11/23/2013 7:13 PM PST

So “God fearing people” are responsible for people living in squalor? The poor on the most part make bad life decisions their whole lives and pass those horrible values onto their children, who in this day of birth control and abortion on demand, probably should not of had. The problem with Liberal compassion is that it makes everyone a victim of someone else, and never allows for the dysfunctional to take responsibility for their failures. The taxpayer is responsible for every girl that gets pregnant, the children of every boy or irresponsible man who fathers children with multiple women? Our welfare/entitlement state already is unsustainable, where does it end? As Margaret Thatcher so aptly pointed out “Liberals eventually run out of other peoples money”.

And although congressional Republicans and conservative punditry may not be as openly hostile to the poor, their overall message is still remarkably disdainful. While I doubt anyone can recall the last time they heard a conservative congressman or Fox pundit express any concern for the plight of the uninsured in America, nearly all of whom simply had no viable options for obtaining coverage, they have been apoplectic over the cancellation of policies held by relatively affluent individuals and families who can easily obtain other decent plans under the ACA.

Much of this is politics, no doubt. And some is a woeful and probably willful ignorance of the extent of poverty in America. But most of it is simply a stunning lack of empathy and a willingness to accept myths about the poor and peddle them as facts. As Michael Tomasky says in this piece in The Daily Beast talking about the House GOP’s bill to slash $40 billion in food aid to the poor:

…I think maybe you’ll agree with me that the single worst thing the Obama-era Republicans have done is try to push through a $40 billion cut to the food-stamps program. It’s just unspeakably cruel. They usually say publicly that it’s about saving money. But sometimes someone—one congressman in particular—lets slip the real reason: They want to punish poor people.

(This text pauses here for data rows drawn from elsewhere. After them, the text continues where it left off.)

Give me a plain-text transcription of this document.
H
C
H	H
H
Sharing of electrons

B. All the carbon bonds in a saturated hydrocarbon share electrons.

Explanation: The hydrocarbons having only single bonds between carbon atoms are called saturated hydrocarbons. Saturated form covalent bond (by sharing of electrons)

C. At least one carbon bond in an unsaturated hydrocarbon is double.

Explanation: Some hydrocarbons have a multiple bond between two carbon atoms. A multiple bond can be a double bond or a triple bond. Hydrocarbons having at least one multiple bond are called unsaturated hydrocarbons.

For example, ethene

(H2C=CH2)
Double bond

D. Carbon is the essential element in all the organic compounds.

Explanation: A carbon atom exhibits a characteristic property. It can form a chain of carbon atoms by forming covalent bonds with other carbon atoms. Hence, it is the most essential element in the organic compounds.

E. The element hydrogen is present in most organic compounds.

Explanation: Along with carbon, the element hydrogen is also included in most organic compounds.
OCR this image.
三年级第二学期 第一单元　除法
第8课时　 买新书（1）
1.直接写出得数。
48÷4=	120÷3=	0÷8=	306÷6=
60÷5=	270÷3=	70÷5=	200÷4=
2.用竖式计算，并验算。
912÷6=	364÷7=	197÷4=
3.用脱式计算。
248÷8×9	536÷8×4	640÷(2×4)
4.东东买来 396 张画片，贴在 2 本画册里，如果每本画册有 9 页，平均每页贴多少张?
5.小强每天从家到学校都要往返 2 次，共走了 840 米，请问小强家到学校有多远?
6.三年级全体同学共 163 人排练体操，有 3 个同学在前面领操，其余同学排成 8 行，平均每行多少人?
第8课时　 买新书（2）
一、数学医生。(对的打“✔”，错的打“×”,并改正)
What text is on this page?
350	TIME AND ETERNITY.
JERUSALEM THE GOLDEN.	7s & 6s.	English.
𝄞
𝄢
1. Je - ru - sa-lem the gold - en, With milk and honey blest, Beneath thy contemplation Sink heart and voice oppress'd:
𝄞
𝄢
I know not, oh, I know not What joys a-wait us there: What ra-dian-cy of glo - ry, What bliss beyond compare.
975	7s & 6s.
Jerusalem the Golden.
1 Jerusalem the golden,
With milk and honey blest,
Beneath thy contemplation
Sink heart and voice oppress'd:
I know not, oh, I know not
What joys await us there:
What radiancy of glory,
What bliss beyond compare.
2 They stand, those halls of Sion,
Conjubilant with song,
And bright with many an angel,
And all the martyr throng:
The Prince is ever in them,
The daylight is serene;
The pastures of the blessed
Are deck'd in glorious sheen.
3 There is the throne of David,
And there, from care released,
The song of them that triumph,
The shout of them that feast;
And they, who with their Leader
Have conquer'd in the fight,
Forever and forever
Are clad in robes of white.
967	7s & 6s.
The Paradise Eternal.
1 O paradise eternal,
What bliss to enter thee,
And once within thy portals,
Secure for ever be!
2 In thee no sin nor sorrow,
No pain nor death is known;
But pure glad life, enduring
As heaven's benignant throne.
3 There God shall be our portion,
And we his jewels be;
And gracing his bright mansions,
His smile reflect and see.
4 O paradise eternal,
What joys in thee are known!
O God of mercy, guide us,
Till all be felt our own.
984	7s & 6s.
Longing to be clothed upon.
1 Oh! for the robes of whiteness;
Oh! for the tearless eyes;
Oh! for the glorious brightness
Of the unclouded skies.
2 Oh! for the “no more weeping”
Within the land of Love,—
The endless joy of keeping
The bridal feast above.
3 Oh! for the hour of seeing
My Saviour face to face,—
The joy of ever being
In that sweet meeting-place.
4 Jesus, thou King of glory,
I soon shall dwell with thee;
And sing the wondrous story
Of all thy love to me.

… The proposed GOP cut is such a piddling amount of money, in terms of the whole federal budget and especially when spread out over 10 years. But nearly half of it is quite literally taking food out of the mouths of children. What’s the point? The point really is that Tea Party Republicans think these people don’t deserve the help. That’s some fascinating logic. The economy melts down because of something a bunch of crooked bankers do. The people at the bottom quarter of the economy, who’ve been getting jobbed for 30 years anyway and who always suffer the most in a downturn, start getting laid off in huge numbers. They have children to feed. Probably with no small amount of shame, they go in and sign up for food stamps.

And what do they get? Lectures about being lazy. You may have seen the now-infamous video of Tennessee Congressman Steve Fincher, who told a crowd over the summer that “the Bible says ‘If you don’t work, you don’t eat.’” This while Fincher, a cotton farmer, has enjoyed $3.5 million in federal farm subsidies. This year’s House bill ends “direct payments” to farmers whether they grow any crops or not—except for one kind: cotton farmers.

Underlying the actions of congressional Republicans and the words of their base is a pernicious belief that if you’re poor you deserve to be so because you must wish it. Or to put it another way: “Find me a poor person and I’ll show you a lazy bum”.

Ignorance of their own country combined with a singular lack of empathy and a large dose of hypocrisy – this, increasingly, is the only side of the modern American conservative movement that we now see. And it is ugly.

About N J Barnes

Retired sixty-something originally from England now a U.S. citizen living in Seattle. Married with a wife and two children. I love Seattle and consider it to have been a wonderful place to live and help raise my daughters. I worked in government my whole life. Whilst I see its flaws I also understand that government can be a strong force for good in democratic societies. My interests are current affairs and military history. I consider myself to be a centrist politically by any reasonable standard but probably left of centre in today's USA.